S’exprimant lors du conseil des ministres du 5 septembre, le Président de la République s’est dit préoccupé par le fait que plusieurs employeurs continuent de recruter sans publication préalable de leurs offres. Cette pratique, selon lui, exclut une grande partie des demandeurs d’emploi, notamment les jeunes, en violation de la législation nationale qui impose la déclaration de tout poste vacant à l’Office national de l’emploi (ONEM).
« La rareté des opportunités de stages académiques et professionnels prive des milliers de jeunes diplômés d’une expérience pratique pourtant indispensable à leur employabilité. Cette situation accentue le chômage, décourage l’investissement des familles dans l’éducation et fragilise la cohésion nationale. Un pays qui ne crée pas de passerelle entre la formation et l’emploi se condamne à gaspiller son capital humain le plus précieux », a déclaré Félix Tshisekedi.

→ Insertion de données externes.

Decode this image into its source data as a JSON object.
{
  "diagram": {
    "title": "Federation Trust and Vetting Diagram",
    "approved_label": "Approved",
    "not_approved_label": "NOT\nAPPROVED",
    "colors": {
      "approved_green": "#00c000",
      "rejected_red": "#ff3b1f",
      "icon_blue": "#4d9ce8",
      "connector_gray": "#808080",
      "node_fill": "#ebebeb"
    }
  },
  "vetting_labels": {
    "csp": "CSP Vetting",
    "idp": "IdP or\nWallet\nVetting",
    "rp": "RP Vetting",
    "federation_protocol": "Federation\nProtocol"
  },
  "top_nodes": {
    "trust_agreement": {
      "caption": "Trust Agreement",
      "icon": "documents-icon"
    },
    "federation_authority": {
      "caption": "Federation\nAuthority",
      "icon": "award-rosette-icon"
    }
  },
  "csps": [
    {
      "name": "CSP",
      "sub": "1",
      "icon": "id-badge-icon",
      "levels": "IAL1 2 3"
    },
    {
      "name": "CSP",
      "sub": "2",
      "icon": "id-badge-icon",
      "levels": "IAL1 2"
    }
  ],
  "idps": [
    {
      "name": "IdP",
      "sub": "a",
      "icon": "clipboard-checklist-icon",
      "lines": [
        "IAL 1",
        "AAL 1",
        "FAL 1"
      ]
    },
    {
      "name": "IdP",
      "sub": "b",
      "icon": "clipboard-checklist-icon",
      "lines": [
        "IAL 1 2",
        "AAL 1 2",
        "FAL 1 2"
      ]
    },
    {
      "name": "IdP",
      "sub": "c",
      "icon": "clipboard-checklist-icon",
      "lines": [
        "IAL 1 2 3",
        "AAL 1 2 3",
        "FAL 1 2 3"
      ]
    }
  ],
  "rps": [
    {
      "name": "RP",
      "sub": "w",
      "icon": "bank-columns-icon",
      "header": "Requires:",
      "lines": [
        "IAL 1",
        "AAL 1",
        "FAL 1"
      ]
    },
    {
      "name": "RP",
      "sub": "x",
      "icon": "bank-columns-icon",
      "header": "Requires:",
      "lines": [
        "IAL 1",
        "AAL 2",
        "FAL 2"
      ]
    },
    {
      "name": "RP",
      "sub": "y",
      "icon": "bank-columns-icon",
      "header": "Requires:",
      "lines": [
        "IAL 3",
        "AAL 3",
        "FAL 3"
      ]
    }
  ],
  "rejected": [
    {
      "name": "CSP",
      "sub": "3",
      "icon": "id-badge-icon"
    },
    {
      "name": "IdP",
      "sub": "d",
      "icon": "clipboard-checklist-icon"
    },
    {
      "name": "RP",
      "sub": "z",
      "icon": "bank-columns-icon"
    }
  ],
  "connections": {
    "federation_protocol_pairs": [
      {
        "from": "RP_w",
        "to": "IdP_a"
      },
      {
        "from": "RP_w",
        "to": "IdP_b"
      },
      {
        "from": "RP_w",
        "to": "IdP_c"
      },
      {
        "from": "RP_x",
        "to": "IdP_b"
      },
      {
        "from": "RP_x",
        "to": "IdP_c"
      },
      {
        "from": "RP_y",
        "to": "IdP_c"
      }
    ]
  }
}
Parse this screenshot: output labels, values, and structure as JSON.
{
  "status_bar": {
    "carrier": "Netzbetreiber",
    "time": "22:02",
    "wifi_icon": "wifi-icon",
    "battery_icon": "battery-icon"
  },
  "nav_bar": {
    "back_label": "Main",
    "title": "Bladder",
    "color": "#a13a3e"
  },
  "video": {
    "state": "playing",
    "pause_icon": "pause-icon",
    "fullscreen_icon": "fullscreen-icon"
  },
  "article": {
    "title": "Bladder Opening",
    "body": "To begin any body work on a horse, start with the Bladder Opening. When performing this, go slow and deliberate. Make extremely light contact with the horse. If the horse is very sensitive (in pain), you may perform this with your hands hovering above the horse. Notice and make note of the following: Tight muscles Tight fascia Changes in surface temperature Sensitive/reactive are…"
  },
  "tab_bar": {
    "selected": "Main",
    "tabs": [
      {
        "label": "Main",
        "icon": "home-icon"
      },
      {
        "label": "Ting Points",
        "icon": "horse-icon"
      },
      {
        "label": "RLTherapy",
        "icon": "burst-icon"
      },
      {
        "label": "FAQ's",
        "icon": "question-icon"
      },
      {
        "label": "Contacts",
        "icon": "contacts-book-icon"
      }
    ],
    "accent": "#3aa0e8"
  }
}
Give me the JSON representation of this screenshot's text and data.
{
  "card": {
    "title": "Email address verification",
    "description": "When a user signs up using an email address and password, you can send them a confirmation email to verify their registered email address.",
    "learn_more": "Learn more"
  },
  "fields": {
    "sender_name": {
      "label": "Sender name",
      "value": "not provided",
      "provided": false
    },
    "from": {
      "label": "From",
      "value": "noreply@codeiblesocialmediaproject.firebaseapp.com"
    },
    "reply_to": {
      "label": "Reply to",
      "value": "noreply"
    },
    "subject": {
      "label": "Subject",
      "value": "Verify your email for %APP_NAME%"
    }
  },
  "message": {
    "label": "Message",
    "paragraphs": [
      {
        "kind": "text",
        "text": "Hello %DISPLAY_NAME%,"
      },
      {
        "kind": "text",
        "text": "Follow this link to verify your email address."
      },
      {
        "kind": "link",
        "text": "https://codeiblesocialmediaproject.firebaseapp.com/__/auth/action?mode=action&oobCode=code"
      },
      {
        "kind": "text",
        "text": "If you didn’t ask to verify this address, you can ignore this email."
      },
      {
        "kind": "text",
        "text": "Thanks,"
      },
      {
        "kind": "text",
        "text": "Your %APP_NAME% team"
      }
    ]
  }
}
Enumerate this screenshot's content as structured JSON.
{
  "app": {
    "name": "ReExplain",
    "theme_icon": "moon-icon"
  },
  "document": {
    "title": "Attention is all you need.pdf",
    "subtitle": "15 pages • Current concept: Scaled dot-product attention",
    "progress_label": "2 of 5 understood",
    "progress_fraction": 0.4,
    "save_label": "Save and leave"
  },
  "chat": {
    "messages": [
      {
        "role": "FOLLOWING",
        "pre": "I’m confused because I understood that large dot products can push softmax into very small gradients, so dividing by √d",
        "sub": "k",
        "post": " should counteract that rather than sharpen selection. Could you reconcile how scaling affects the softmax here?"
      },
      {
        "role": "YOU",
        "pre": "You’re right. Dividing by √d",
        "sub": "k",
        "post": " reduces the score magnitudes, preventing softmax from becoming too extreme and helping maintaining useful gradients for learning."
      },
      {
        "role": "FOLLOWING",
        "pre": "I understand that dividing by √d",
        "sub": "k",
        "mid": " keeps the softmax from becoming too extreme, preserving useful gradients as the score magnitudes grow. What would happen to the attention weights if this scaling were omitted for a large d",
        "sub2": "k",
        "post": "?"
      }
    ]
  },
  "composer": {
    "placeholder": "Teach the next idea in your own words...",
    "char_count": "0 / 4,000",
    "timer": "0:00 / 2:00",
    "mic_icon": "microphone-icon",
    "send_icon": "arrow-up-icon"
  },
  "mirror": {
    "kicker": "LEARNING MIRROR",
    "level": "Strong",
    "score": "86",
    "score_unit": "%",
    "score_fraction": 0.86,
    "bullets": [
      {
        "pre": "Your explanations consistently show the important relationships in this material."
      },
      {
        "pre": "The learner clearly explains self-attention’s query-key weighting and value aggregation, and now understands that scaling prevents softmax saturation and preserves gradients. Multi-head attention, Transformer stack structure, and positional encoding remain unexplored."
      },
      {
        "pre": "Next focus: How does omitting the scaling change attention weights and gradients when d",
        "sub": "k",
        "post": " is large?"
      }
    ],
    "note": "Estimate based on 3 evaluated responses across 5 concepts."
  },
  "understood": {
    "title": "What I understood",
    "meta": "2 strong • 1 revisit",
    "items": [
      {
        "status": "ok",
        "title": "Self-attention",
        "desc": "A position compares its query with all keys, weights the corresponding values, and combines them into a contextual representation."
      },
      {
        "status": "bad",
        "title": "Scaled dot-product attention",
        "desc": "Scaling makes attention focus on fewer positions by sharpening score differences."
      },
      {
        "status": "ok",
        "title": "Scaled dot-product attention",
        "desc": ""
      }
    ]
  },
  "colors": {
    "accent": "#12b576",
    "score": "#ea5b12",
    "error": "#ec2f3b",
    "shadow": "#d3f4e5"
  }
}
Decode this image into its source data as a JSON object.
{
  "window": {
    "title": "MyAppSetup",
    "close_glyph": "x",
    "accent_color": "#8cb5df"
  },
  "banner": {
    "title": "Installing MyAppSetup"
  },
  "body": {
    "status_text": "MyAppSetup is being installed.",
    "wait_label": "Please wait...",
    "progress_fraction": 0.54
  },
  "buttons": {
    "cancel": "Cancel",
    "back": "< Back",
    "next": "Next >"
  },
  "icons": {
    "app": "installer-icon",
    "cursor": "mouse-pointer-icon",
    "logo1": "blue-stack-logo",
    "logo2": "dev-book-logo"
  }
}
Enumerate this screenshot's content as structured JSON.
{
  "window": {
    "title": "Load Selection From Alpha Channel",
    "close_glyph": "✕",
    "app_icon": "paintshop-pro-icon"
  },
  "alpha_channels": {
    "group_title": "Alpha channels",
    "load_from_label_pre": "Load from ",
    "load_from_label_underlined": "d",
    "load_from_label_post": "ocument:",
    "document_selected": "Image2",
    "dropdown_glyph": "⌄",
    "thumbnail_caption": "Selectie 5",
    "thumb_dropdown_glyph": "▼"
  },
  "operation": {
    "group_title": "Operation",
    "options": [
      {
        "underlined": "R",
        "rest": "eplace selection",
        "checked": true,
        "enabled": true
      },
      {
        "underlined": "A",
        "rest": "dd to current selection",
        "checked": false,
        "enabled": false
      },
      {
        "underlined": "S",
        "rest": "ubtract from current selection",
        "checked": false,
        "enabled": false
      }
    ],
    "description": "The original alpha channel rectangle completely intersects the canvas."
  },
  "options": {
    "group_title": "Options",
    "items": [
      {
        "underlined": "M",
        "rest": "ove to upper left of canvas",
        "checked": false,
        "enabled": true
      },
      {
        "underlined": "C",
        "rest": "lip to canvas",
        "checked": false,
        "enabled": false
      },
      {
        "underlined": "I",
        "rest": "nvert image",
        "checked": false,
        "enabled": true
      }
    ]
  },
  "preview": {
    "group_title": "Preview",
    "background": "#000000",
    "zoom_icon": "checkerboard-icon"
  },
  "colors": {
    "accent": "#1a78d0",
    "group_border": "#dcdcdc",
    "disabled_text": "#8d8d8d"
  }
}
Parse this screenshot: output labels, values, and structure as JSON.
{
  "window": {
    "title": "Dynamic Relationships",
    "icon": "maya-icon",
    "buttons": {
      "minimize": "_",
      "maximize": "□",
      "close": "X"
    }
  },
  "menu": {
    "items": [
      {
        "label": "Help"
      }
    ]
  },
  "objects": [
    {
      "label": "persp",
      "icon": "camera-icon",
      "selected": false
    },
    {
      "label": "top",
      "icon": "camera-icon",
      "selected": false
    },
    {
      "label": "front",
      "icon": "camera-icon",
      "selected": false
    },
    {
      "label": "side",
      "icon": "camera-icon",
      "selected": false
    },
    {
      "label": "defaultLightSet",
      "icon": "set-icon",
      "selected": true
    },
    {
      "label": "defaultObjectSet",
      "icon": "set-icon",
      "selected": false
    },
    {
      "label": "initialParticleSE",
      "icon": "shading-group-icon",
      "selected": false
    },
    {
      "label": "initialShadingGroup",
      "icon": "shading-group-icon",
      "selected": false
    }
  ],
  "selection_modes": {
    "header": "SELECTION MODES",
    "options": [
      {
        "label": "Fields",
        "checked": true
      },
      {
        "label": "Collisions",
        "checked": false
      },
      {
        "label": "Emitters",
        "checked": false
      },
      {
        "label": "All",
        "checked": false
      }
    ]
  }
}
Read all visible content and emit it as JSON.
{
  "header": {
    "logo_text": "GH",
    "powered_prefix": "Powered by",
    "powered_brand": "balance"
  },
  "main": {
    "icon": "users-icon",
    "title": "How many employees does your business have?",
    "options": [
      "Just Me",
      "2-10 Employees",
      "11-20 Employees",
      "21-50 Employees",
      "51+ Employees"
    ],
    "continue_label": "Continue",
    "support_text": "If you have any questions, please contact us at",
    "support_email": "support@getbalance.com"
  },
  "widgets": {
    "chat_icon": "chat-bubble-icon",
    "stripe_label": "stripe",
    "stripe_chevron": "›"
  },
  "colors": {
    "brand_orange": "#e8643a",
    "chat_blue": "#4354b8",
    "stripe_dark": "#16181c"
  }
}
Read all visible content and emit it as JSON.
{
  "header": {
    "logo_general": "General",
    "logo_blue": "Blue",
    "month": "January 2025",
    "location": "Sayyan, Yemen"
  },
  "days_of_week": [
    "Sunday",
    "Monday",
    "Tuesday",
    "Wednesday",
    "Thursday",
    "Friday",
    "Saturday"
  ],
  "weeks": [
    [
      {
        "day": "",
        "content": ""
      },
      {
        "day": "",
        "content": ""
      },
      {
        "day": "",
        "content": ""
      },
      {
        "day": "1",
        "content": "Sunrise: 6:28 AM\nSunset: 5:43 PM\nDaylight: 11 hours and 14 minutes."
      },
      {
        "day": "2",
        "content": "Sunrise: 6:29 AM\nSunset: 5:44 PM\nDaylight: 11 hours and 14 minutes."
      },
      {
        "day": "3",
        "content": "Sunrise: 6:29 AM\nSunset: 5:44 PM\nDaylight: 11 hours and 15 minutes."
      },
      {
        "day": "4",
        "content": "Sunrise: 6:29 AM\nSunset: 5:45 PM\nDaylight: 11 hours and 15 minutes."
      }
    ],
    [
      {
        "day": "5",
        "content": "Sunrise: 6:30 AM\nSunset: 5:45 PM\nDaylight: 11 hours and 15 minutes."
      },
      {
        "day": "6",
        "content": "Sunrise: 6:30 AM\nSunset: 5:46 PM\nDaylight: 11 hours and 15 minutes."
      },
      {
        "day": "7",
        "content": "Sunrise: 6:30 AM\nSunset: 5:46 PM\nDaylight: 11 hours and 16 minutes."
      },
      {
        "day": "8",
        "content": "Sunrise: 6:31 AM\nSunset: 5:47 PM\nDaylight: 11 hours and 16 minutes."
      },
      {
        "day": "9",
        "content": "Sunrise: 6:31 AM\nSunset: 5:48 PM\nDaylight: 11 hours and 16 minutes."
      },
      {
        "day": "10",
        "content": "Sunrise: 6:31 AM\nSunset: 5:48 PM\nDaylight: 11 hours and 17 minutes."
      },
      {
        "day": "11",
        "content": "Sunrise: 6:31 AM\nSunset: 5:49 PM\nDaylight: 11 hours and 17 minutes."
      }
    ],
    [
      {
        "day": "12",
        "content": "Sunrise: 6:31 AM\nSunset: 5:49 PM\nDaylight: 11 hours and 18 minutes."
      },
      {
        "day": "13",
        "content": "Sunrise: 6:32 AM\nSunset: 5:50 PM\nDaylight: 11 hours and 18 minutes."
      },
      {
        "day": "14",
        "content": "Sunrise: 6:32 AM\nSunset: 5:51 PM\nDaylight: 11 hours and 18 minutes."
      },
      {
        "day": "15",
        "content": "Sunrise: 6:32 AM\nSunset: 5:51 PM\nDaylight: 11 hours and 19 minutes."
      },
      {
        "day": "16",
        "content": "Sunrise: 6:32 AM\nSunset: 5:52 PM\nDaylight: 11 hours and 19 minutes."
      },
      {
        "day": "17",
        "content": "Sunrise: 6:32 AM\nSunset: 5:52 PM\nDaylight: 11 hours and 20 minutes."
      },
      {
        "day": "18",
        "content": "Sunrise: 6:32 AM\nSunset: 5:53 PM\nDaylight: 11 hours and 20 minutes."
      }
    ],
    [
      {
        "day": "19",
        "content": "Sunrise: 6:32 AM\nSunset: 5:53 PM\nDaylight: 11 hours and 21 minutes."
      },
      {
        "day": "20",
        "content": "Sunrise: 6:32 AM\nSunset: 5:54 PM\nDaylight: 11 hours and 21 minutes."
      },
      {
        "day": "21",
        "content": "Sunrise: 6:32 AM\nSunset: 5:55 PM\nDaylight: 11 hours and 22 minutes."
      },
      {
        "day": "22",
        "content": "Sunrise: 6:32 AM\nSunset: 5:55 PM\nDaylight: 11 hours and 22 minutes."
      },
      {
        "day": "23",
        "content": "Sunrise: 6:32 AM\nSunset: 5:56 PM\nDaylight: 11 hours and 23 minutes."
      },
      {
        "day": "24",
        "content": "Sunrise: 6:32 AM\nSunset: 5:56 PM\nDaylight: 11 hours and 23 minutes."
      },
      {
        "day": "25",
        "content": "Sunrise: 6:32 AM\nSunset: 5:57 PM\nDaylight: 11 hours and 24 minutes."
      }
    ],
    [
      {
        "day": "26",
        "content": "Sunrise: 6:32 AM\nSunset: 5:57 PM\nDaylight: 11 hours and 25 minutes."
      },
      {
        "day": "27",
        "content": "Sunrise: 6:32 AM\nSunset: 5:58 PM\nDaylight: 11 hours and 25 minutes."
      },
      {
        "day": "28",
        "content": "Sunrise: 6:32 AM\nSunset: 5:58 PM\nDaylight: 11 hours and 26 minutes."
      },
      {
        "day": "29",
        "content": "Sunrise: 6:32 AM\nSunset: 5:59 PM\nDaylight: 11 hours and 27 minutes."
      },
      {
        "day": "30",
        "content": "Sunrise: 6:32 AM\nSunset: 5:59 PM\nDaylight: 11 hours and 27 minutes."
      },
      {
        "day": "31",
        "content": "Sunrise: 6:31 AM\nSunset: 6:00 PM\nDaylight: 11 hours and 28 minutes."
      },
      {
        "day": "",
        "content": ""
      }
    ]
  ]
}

Pour y remédier, le président de la République a instruit le ministre de l’Emploi et du Travail de rendre effective l’obligation de publication des offres d’emploi via l’ONEM, de renforcer la synergie avec l’Inspection générale du travail afin de contrôler et sanctionner les manquements, et d’inciter les entreprises à accueillir davantage de stagiaires en partenariat avec les établissements d’enseignement supérieur.
Ces mesures devront s’accompagner, a-t-il insisté, d’un mécanisme de suivi et d’évaluation permettant de mesurer les progrès, d’identifier les obstacles et d’ajuster les stratégies en temps réel.
« L’insertion professionnelle des jeunes n’est pas seulement un impératif économique. Elle constitue le socle de notre cohésion sociale, le moteur de notre croissance inclusive et la garantie d’une justice intergénérationnelle », a souligné Félix Tshisekedi.
Dans la foulée, le Chef de l’État a appelé le gouvernement à une « solidarité » et une « rigueur » dans la mise en œuvre de ces orientations, estimant que la confiance de la jeunesse envers l’État et la prospérité du pays en dépendent.